S’agissant du point à l’ordre du jour : l’arrêté de modification relatif à la formation initiale des professeur.e.s techniques, la DPJJ s’intéresse enfin au secteur de l’insertion et recrute à nouveau par concours des professeur.e.s techniques, après des années d’abandon de ce secteur et de maltraitance des professionnel.le.s.

Avec la révision générale des politiques publiques de 2009 à 2011, les UEAJ ont payé un lourd tribut à la casse du service public d’éducation à la PJJ, fermeture de nombreuses unités et services, suppression du concours de PT, avec pour objectif l’extinction du corps.

Le SNPES-PJJ/FSU se souvient des discussions ubuesques sur le projet de rattachement des professeur.e.s techniques à l’Éducation nationale, laquelle n’a jamais entériné cette idée loufoque. Ces atermoiements ont plongé les professionnel.le.s dans une incertitude totale quant à leur avenir, privé.e.s d’avancement, de mobilité et de toutes perspectives professionnelles.

Le SNPES-PJJ/FSU constate en outre qu’aujourd’hui aucun concours à la PJJ ne fait le plein par rapport au nombre de postes offerts. Le concours de PT n’y a pas échappé : 20 postes offerts en 2022, 10 lauréat.e.s. À ce sujet, les 10 postes non pourvus vont-ils être ajoutés aux 20 postes proposés au concours 2023 ?
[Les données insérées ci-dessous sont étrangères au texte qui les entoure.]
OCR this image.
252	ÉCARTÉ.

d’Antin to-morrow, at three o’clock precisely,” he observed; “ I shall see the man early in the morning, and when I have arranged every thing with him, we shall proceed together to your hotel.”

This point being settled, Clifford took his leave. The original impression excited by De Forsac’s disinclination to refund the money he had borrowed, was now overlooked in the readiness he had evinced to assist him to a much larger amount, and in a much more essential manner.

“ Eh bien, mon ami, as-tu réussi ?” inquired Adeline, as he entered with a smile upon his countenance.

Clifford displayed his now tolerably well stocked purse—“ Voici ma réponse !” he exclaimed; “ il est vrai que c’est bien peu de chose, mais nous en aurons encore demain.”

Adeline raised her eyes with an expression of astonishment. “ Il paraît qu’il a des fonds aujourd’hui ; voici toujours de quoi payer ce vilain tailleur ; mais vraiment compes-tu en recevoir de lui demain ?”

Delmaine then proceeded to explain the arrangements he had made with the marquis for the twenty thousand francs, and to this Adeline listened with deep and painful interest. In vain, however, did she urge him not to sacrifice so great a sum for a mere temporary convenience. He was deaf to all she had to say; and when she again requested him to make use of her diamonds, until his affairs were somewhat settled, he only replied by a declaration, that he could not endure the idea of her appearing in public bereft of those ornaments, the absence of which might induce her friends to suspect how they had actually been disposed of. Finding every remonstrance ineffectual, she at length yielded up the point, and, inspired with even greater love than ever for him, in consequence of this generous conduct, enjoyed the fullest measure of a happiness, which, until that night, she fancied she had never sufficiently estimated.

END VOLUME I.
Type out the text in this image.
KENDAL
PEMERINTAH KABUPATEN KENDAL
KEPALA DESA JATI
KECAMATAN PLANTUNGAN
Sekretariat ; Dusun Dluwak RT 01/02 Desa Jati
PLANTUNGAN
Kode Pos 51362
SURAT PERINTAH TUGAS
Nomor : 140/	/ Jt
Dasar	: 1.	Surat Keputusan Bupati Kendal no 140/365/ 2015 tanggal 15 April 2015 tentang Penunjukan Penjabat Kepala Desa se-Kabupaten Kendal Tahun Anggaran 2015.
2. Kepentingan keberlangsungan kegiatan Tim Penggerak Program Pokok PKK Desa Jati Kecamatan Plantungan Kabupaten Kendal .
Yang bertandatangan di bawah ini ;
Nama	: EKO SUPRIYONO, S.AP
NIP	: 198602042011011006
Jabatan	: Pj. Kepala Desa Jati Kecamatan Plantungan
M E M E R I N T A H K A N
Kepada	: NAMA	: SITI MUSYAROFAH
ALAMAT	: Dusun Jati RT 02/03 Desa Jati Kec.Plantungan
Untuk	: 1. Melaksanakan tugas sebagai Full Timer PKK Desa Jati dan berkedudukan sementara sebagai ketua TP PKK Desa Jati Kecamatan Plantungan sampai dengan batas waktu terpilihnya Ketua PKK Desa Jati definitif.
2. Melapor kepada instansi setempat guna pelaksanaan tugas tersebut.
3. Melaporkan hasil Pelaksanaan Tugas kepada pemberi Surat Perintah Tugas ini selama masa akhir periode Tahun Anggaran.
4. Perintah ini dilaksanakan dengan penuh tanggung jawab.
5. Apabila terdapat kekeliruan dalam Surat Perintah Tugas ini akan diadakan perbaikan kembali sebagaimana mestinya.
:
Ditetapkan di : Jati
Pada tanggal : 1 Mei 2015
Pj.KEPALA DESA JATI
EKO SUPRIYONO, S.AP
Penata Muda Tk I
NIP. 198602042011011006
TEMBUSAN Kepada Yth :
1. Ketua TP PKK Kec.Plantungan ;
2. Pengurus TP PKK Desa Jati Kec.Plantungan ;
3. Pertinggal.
À ce stade et tenant compte de l’annonce de la création de 10 nouvelles UEAJ dans les 5 ans, la question d’un plan ambitieux de titularisation des contractuel.le.s se pose dès aujourd’hui, avec des dispositions qui permettent à ces nombreux.ses professionnel.le.s de voir leurs compétences et leur engagement dans l’institution reconnus, tout en leur garantissant un droit à la formation continue.

Concernant le parcours de formation tel que présenté ce jour, le SNPES-PJJ/FSU vous rappelle l’importance de garantir le statut de stagiaire, ce qui impose le préalable d’un véritable tutorat. La DPJJ doit anticiper et compenser les futures absences des stagiaires lorsqu’elles et ils seront absent.e.s pour les divers regroupements ou leurs congés.
A ce propos, le SNPES-PJJ/FSU rappelle que tou.te.s les stagiaires en formation initiale doivent bénéficier du même nombre de congés que les titulaires : 51 jours + 2 boni.

S’agissant de l’application du décret du 28 avril 2023, le SNPES-PJJ/FSU rappelle l’exigence qu’il soit appliqué à tous les personnels concernés par l’accueil et l’accompagnement des jeunes et des familles, comme cela est stipulé dans leur fiche de poste. Cela concerne en particulier les personnels administratifs exerçant dans les unités éducatives. Nous constatons par ailleurs que ces mêmes personnels mobilisé.e.s pour l’obtention du CTI subissent aujourd’hui de graves pressions et sont menacé.e.s de sanctions quant à leur évaluation professionnelle et l’octroi qui en découle du CIA, alors que des garanties ont été apportées sur ce point par la sous direction des ressources humaines lors d’une audience le 21 octobre dernier.

Pour finir, le SNPES-PJJ/FSU tient à dénoncer encore une fois le manque d’ambition du plan de requalification de C en B pour la filière administrative au ministère et à la PJJ en particulier. Cela démontre une nouvelle fois que l’administration ne prend pas la mesure de l’injustice et de la colère ressenties ainsi que du manque de reconnaissance pour ces professionnel.le.s dont les missions sont indispensables au bon fonctionnement des services.